I saw four chemist shops by the time I got to the station, three of them on the same road. Maybe people in Torgau were really run-down and got ill easily, or they beat each other up all the time and needed loads of bandages.
There were a couple of people in the ticket office so I got my ticket from a machine. The station pub didn’t open till the evening, an
d I stood in front of the timetable and smoked and read the names of the towns, until they announced my train and I noticed I was cold and felt a bit sick. On the platform was a girl with a dog. Fairly pretty even, maybe a bit too young, seventeen or eighteen, dark hair and nearly black and down over her shoulders, and her eyes …
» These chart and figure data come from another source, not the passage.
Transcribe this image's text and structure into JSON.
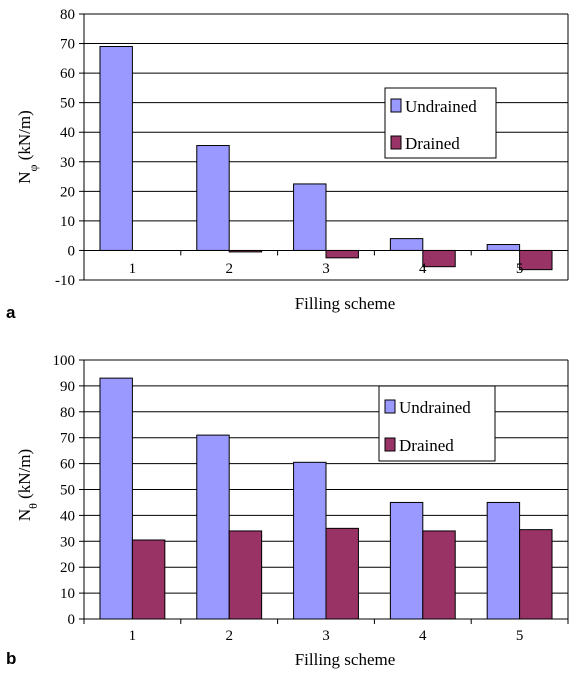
{
  "chart_data": [
    {
      "panel": "a",
      "type": "bar",
      "xlabel": "Filling scheme",
      "ylabel": "N",
      "ylabel_sub": "φ",
      "ylabel_unit": " (kN/m)",
      "categories": [
        "1",
        "2",
        "3",
        "4",
        "5"
      ],
      "ylim": [
        -10,
        80
      ],
      "yticks": [
        -10,
        0,
        10,
        20,
        30,
        40,
        50,
        60,
        70,
        80
      ],
      "grid": true,
      "legend_position": "right",
      "series": [
        {
          "name": "Undrained",
          "color": "#9999ff",
          "values": [
            69,
            35.5,
            22.5,
            4,
            2
          ]
        },
        {
          "name": "Drained",
          "color": "#993366",
          "values": [
            0,
            -0.5,
            -2.5,
            -5.5,
            -6.5
          ]
        }
      ]
    },
    {
      "panel": "b",
      "type": "bar",
      "xlabel": "Filling scheme",
      "ylabel": "N",
      "ylabel_sub": "θ",
      "ylabel_unit": " (kN/m)",
      "categories": [
        "1",
        "2",
        "3",
        "4",
        "5"
      ],
      "ylim": [
        0,
        100
      ],
      "yticks": [
        0,
        10,
        20,
        30,
        40,
        50,
        60,
        70,
        80,
        90,
        100
      ],
      "grid": true,
      "legend_position": "top-right",
      "series": [
        {
          "name": "Undrained",
          "color": "#9999ff",
          "values": [
            93,
            71,
            60.5,
            45,
            45
          ]
        },
        {
          "name": "Drained",
          "color": "#993366",
          "values": [
            30.5,
            34,
            35,
            34,
            34.5
          ]
        }
      ]
    }
  ]
}
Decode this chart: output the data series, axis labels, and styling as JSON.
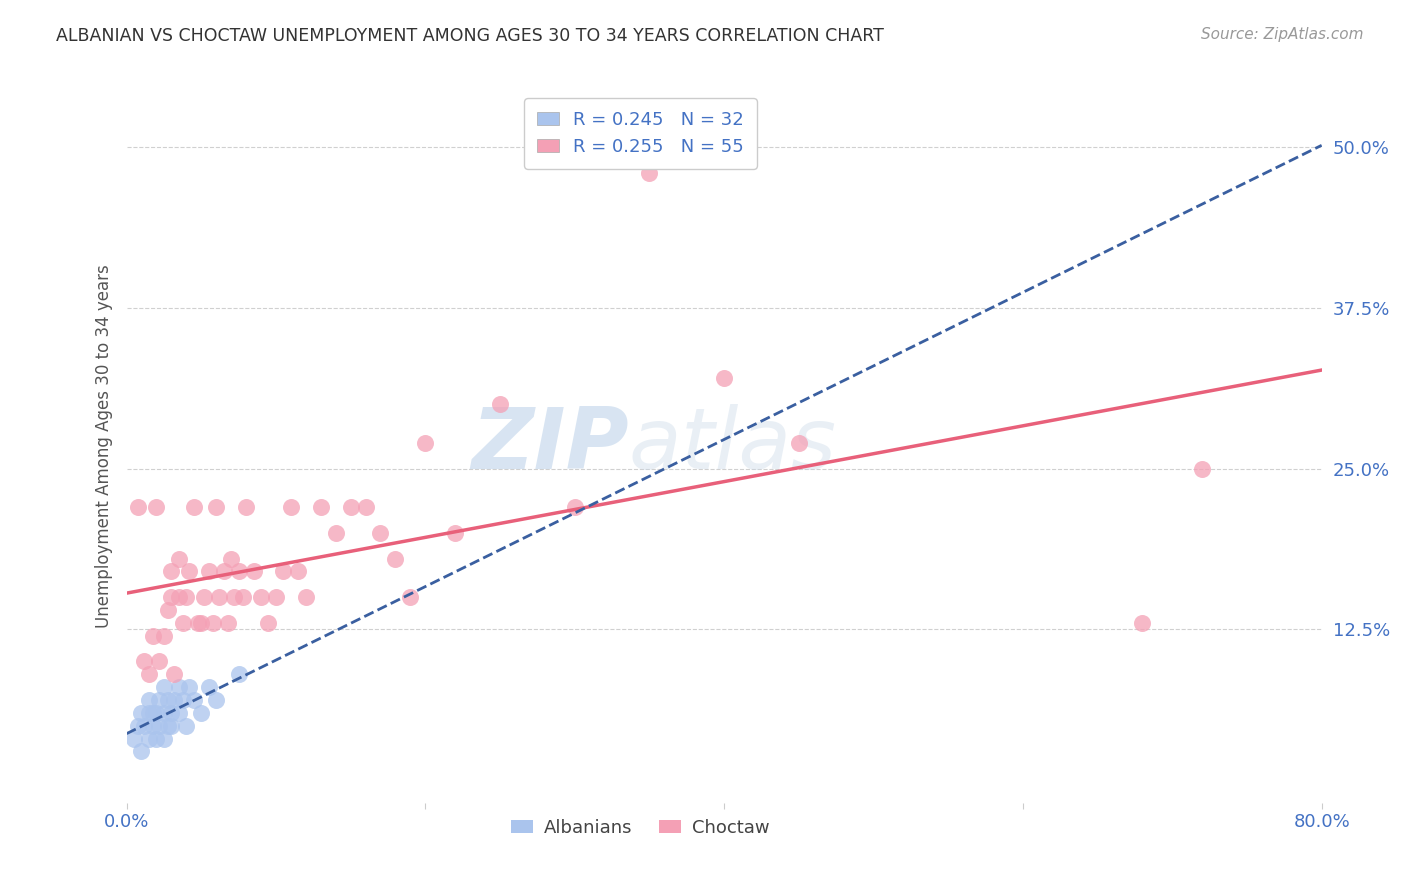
{
  "title": "ALBANIAN VS CHOCTAW UNEMPLOYMENT AMONG AGES 30 TO 34 YEARS CORRELATION CHART",
  "source": "Source: ZipAtlas.com",
  "ylabel": "Unemployment Among Ages 30 to 34 years",
  "xlim": [
    0.0,
    0.8
  ],
  "ylim": [
    -0.01,
    0.545
  ],
  "yticks": [
    0.125,
    0.25,
    0.375,
    0.5
  ],
  "ytick_labels": [
    "12.5%",
    "25.0%",
    "37.5%",
    "50.0%"
  ],
  "xticks": [
    0.0,
    0.2,
    0.4,
    0.6,
    0.8
  ],
  "xtick_labels": [
    "0.0%",
    "",
    "",
    "",
    "80.0%"
  ],
  "albanian_color": "#aac4ed",
  "choctaw_color": "#f4a0b5",
  "albanian_line_color": "#3a5fa0",
  "choctaw_line_color": "#e8607a",
  "background_color": "#ffffff",
  "grid_color": "#d0d0d0",
  "R_albanian": 0.245,
  "N_albanian": 32,
  "R_choctaw": 0.255,
  "N_choctaw": 55,
  "albanian_scatter_x": [
    0.005,
    0.008,
    0.01,
    0.01,
    0.012,
    0.015,
    0.015,
    0.015,
    0.018,
    0.018,
    0.02,
    0.02,
    0.022,
    0.022,
    0.025,
    0.025,
    0.025,
    0.028,
    0.028,
    0.03,
    0.03,
    0.032,
    0.035,
    0.035,
    0.038,
    0.04,
    0.042,
    0.045,
    0.05,
    0.055,
    0.06,
    0.075
  ],
  "albanian_scatter_y": [
    0.04,
    0.05,
    0.06,
    0.03,
    0.05,
    0.04,
    0.06,
    0.07,
    0.05,
    0.06,
    0.04,
    0.06,
    0.05,
    0.07,
    0.04,
    0.06,
    0.08,
    0.05,
    0.07,
    0.05,
    0.06,
    0.07,
    0.06,
    0.08,
    0.07,
    0.05,
    0.08,
    0.07,
    0.06,
    0.08,
    0.07,
    0.09
  ],
  "choctaw_scatter_x": [
    0.008,
    0.012,
    0.015,
    0.018,
    0.02,
    0.022,
    0.025,
    0.028,
    0.03,
    0.03,
    0.032,
    0.035,
    0.035,
    0.038,
    0.04,
    0.042,
    0.045,
    0.048,
    0.05,
    0.052,
    0.055,
    0.058,
    0.06,
    0.062,
    0.065,
    0.068,
    0.07,
    0.072,
    0.075,
    0.078,
    0.08,
    0.085,
    0.09,
    0.095,
    0.1,
    0.105,
    0.11,
    0.115,
    0.12,
    0.13,
    0.14,
    0.15,
    0.16,
    0.17,
    0.18,
    0.19,
    0.2,
    0.22,
    0.25,
    0.3,
    0.35,
    0.4,
    0.45,
    0.68,
    0.72
  ],
  "choctaw_scatter_y": [
    0.22,
    0.1,
    0.09,
    0.12,
    0.22,
    0.1,
    0.12,
    0.14,
    0.15,
    0.17,
    0.09,
    0.15,
    0.18,
    0.13,
    0.15,
    0.17,
    0.22,
    0.13,
    0.13,
    0.15,
    0.17,
    0.13,
    0.22,
    0.15,
    0.17,
    0.13,
    0.18,
    0.15,
    0.17,
    0.15,
    0.22,
    0.17,
    0.15,
    0.13,
    0.15,
    0.17,
    0.22,
    0.17,
    0.15,
    0.22,
    0.2,
    0.22,
    0.22,
    0.2,
    0.18,
    0.15,
    0.27,
    0.2,
    0.3,
    0.22,
    0.48,
    0.32,
    0.27,
    0.13,
    0.25
  ]
}
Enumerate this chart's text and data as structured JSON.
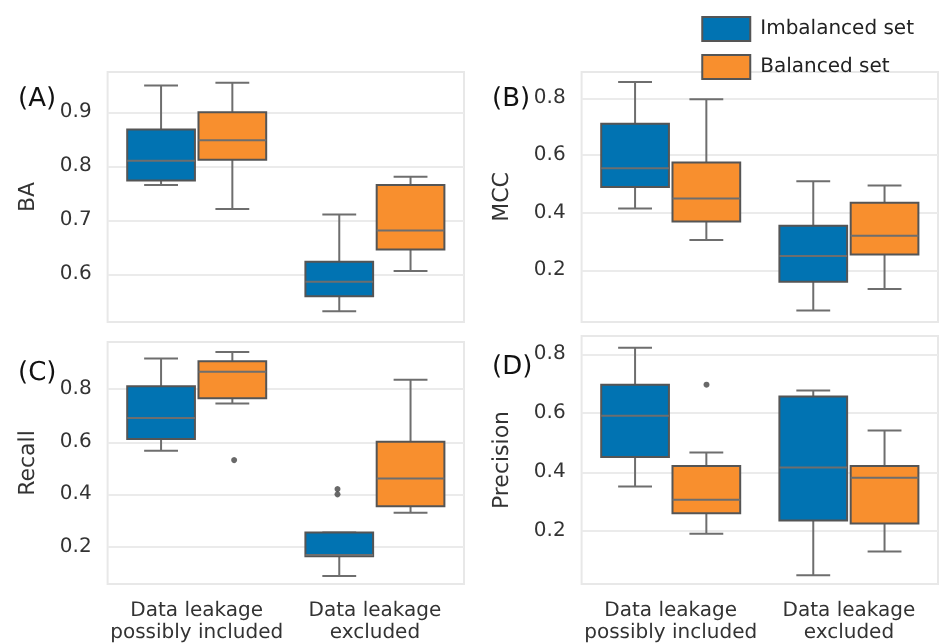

The little grey dog danced around her, and she took a couple of steps so the lead didn’t get tangled around her legs. I dropped my bag and squatted down as the little grey dog danced in my direction and stopped a couple of yards in front of me; maybe the lead wasn’t long enough or she was pulling him back. But I didn’t even see her any more, although she was really quite pretty; there was only the little grey dog in front of me, in the middle of the platform. He raised his head and sniffed, his nose was shiny. I held out my palm to him, my fingers slightly apart, the dog danced to and fro a bit and howled quietly. I heard the train pulling in and straightened up.
And then night. In fact it was still evening, but it had been dark since four, and I saw all the bright lights of the city. I stood outside the door, looked at the cars driving by, looked at the luminous signs and windows of the shops and bars opposite. The Turks and the Arabs had taken the area over years ago, and the Russians had a hand in things too, and back then before I went inside I’d had a couple of run-ins on this street, when we crawled from one bar to the next, but that was all over now. I opened the door and went inside. I took the money out of my bag, counted it out, rolled it up and put it in my inside pocket. The money smelled of fish, and the two queers in their little snack bar had stunk of fish as well.
‘The Boxer sent you, did he? Shacked up with him, are you?’
The guy winked at me and leaned over the little counter. ‘Used to look out for me, always looked out for me back then.’ He talked about their great friendship, about the Boxer’s honour, ‘Never lets anyone down, never leaves you in the lurch, you better believe it,’ and he talked about how the Boxer nearly made it to the Olympics, back then. He put a can of beer down in front of me and opened one for himself. ‘Have a drink. Out on leave, are you? Let’s drink to the Boxer.’ We said cheers, and he started talking again, about the Boxer and about the jail and about their golden days. The other queer didn’t say a word the whole time and just cut rolls and herrings, and when he started on the onions and queer number one was still going on and on, I flicked my half-smoked roll-up across the counter at him and said: ‘Time’s up.’ He grinned and nodded and took me to a little caravan he called ‘my office’, and it stank of fish and beer and cigarettes in there too.